The three films take place in three European cities. Blue is set in Paris, White starts in Paris but moves quickly to Warsaw, while Red takes place in Geneva with the protagonists travelling to London towards the end of the film. This pan-European focus is demonstrated within each plotline. In Blue the main protagonists are working on the hymn for the united Europe, while in White the main character Karol experiences the trials of being an Eastern European migrant worker in France. These European connections are perhaps encapsulated in the way the films were distributed. The Three Colours trilogy premiered consecutively at the three major European film festivals. Blue debuted at the Venice Film Festival in September 1993, where it won the Golden Lion, White in Berlin in February 1994, where Kieślowski won the Silver Bear for directing, and Red at Cannes in May 1994. While the themes of a unified Europe would be interesting to further explore, both in relation to the European or individual identity, it is the trilogy’s strong visual aesthetic that came to prominence when I was re-watching the films recently.
Blue's uniqueness comes from Kieślowski’s visual cinematic style in expressing grief. While Juliette Binoche’s powerful acting throughout the film allows the audience to connect with the suffering Julie feels for the loss of her family, it is a range of innovative close-ups that express those feelings even more strongly. In particular, the reflection of the doctor in Julie’s eye in an early scene signals how although she can see, she is not able to process what is happening around her in the aftermath of the accident. Black-outs are another visual element that Kieślowski makes use of in Blue: he fades out the image into blackness for a few seconds in particularly traumatic and difficult moments for Julie as she is trying to piece her life together. This opens up the visual and mental space for both Julie and the audience to take a moment to reflect and process those overpowering emotions associated with losing loved ones.
The visual nature of White is subtler in comparison. Here, Kieślowski uses single objects as signals for what will come later in the film, and the ways in which protagonist Karol’s life will change. When watching the film for the first time, one might miss the importance of these subtle hints. It is only with repeated viewings that those elements take on a richer meaning and allow the viewer to go beyond the plotline to fully appreciate the story. A car is one of these objects to which Kieślowski grants special meaning. After the divorce trial, Karol’s ex-wife leaves him in his car with Polish registration plates. A car comes back triumphantly in the middle of the film as Karol learns of a deal that will make him wealthy while sat inside a vehicle. Finally, towards the end of the film Karol runs his business from the back of his luxury car with a chauffeur being one his closest confidantes. As Karol moves from being homeless to wealthy, a car becomes the visual symbol of his rise to the top. This is just one among many visual clues which add another layer of meaning in the film, with other repeated images including a funeral procession and a suitcase.

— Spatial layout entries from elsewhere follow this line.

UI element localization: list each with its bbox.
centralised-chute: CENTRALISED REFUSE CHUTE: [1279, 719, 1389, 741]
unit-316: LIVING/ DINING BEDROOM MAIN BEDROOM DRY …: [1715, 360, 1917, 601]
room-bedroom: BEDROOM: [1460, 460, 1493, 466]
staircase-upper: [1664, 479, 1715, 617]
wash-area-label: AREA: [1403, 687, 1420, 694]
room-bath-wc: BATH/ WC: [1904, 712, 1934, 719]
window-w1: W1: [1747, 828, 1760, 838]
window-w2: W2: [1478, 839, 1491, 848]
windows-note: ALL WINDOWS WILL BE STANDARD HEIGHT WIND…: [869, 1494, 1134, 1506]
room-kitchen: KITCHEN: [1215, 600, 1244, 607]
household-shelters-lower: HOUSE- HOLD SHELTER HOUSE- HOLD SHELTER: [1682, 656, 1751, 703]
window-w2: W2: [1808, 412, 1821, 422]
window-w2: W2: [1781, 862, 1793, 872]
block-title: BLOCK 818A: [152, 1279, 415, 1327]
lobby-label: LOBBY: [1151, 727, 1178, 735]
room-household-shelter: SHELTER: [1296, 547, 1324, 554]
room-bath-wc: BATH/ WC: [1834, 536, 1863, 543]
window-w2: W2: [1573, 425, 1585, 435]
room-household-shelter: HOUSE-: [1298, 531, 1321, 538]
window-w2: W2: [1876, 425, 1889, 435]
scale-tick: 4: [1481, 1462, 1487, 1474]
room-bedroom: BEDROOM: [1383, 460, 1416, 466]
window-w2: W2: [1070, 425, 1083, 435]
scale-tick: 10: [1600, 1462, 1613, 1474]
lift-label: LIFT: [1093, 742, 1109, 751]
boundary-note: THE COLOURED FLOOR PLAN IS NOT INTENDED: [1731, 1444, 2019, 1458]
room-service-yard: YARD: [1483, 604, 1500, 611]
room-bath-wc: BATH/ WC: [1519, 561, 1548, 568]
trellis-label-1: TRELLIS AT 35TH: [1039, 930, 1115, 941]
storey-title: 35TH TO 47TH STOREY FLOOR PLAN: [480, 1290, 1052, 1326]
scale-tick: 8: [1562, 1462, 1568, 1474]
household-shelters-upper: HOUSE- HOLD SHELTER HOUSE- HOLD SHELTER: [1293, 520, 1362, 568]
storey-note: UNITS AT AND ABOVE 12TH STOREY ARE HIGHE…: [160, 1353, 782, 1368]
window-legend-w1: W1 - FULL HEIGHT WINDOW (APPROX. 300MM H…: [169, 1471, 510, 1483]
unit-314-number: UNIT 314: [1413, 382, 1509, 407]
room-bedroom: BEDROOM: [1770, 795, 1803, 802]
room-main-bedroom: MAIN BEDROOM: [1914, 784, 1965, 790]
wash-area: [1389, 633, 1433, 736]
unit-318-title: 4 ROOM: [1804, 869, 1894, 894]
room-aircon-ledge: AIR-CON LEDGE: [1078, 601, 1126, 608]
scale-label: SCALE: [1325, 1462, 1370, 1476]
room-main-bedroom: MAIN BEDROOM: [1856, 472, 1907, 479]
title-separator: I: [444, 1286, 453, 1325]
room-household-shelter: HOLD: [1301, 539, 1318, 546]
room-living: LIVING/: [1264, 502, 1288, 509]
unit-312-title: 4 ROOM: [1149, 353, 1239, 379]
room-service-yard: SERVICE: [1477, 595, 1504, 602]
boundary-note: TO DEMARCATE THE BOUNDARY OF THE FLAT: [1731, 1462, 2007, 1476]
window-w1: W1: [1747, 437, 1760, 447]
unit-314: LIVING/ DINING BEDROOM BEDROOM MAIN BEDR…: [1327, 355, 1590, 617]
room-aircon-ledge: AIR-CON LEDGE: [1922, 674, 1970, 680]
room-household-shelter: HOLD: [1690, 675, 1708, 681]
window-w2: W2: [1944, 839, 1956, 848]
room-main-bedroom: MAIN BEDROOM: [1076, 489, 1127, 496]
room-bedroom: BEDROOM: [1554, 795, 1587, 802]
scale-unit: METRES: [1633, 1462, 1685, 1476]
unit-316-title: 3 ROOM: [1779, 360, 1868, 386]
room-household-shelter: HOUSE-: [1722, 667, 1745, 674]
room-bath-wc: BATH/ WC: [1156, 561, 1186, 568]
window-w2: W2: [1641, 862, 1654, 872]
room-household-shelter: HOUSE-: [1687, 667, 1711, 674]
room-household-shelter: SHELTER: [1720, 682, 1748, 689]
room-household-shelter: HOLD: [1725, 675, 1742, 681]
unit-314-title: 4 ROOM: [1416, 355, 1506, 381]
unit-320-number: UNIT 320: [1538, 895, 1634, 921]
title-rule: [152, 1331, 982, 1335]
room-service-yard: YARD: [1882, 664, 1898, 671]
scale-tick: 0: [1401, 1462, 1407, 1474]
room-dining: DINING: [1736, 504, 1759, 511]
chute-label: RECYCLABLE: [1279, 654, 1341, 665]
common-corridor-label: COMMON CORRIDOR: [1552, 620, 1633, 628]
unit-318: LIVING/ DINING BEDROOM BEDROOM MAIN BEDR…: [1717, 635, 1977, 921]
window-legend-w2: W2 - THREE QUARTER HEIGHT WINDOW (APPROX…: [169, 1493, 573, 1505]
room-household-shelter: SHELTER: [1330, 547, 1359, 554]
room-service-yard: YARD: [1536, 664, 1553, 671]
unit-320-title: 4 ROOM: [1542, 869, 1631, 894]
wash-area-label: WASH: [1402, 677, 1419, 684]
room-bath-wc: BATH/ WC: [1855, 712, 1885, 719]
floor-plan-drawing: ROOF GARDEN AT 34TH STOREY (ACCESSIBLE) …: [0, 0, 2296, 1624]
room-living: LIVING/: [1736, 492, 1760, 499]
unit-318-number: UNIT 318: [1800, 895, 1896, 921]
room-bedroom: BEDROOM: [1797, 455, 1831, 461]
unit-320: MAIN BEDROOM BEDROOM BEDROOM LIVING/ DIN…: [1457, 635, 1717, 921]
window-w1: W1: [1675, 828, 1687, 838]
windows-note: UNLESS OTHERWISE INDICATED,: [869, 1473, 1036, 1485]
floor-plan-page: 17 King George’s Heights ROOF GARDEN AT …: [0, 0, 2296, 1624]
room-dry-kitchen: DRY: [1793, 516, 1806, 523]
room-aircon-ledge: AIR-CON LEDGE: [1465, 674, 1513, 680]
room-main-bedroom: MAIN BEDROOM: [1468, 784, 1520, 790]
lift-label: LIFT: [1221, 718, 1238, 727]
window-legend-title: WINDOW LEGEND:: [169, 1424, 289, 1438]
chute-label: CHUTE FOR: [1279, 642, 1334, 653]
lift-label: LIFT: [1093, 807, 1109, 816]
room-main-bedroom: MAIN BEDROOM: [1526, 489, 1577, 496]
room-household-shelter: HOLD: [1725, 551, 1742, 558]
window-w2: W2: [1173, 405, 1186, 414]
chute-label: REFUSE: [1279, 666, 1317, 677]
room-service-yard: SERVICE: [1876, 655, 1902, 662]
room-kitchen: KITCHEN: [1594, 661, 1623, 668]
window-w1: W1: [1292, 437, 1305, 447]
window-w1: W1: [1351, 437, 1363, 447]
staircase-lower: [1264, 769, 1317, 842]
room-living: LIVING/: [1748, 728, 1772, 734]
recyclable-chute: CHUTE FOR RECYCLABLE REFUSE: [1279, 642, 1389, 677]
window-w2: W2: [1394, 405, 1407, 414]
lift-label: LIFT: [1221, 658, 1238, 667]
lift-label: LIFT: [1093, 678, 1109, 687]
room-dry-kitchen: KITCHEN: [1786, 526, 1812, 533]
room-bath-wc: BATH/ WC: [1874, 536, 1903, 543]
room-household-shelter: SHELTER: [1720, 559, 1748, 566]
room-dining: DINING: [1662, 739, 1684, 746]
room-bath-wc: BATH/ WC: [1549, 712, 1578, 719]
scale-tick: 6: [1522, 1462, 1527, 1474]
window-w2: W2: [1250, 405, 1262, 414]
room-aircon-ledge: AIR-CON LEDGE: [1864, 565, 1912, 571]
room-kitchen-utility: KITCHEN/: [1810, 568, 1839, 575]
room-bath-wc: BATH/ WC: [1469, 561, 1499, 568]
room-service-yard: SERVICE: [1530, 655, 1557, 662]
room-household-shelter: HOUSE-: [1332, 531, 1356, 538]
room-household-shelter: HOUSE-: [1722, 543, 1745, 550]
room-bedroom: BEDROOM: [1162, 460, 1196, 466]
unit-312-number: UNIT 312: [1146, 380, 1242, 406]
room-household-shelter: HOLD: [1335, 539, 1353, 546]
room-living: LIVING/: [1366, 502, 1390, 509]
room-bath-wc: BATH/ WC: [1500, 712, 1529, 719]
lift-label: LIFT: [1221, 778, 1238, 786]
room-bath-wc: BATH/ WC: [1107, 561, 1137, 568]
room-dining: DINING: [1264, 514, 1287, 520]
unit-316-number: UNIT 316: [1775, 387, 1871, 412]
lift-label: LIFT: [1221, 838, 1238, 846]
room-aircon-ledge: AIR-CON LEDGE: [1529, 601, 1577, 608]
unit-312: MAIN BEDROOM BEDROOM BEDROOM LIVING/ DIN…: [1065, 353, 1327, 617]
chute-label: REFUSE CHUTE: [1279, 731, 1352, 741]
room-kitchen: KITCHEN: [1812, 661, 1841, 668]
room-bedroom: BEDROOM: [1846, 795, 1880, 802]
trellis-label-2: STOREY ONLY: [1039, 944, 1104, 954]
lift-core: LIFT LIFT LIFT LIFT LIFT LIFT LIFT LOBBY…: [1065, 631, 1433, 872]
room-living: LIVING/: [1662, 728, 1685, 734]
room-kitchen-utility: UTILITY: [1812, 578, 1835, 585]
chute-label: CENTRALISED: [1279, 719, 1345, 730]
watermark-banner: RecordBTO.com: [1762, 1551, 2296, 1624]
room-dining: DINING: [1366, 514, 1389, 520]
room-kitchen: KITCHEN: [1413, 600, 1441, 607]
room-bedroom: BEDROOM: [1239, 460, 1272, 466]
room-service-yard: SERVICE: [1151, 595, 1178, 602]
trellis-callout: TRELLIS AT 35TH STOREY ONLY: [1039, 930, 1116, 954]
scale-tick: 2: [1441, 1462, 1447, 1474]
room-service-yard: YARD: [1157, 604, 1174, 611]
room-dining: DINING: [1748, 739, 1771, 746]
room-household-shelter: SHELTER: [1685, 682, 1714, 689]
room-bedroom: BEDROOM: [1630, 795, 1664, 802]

In Red, Kieślowski engages in an exploration of the cinematic quality of the colour red that other European filmmakers have done before and after him. While watching the film, scenes from Michelangelo Antonioni’s Red Desert (1964), Ingmar Bergman’s Cries and Whispers (1972), and post-trilogy films such as Pedro Almodovar’s All About My Mother (1999) and Jean-Pierre Jeunet’s Amélie (2001) come to mind in terms of how these directors use red to express the emotions, thoughts, desires and struggles of their female protagonists. This possible line of interpretation allows us as viewers to find new connections and meanings in Red that go beyond the more frequently discussed importance of fate and happenstance.
Kieślowski has been critically-acclaimed as an observer of the human condition in The Decalogue and as a political commentator in his documentaries and early feature works. However his Three Colours trilogy: Red, White and Blue reveal him also as a true master of cinematic style. ■
Krzysztof Kieślowski Focus: Three Colours Trilogy shows until December 20.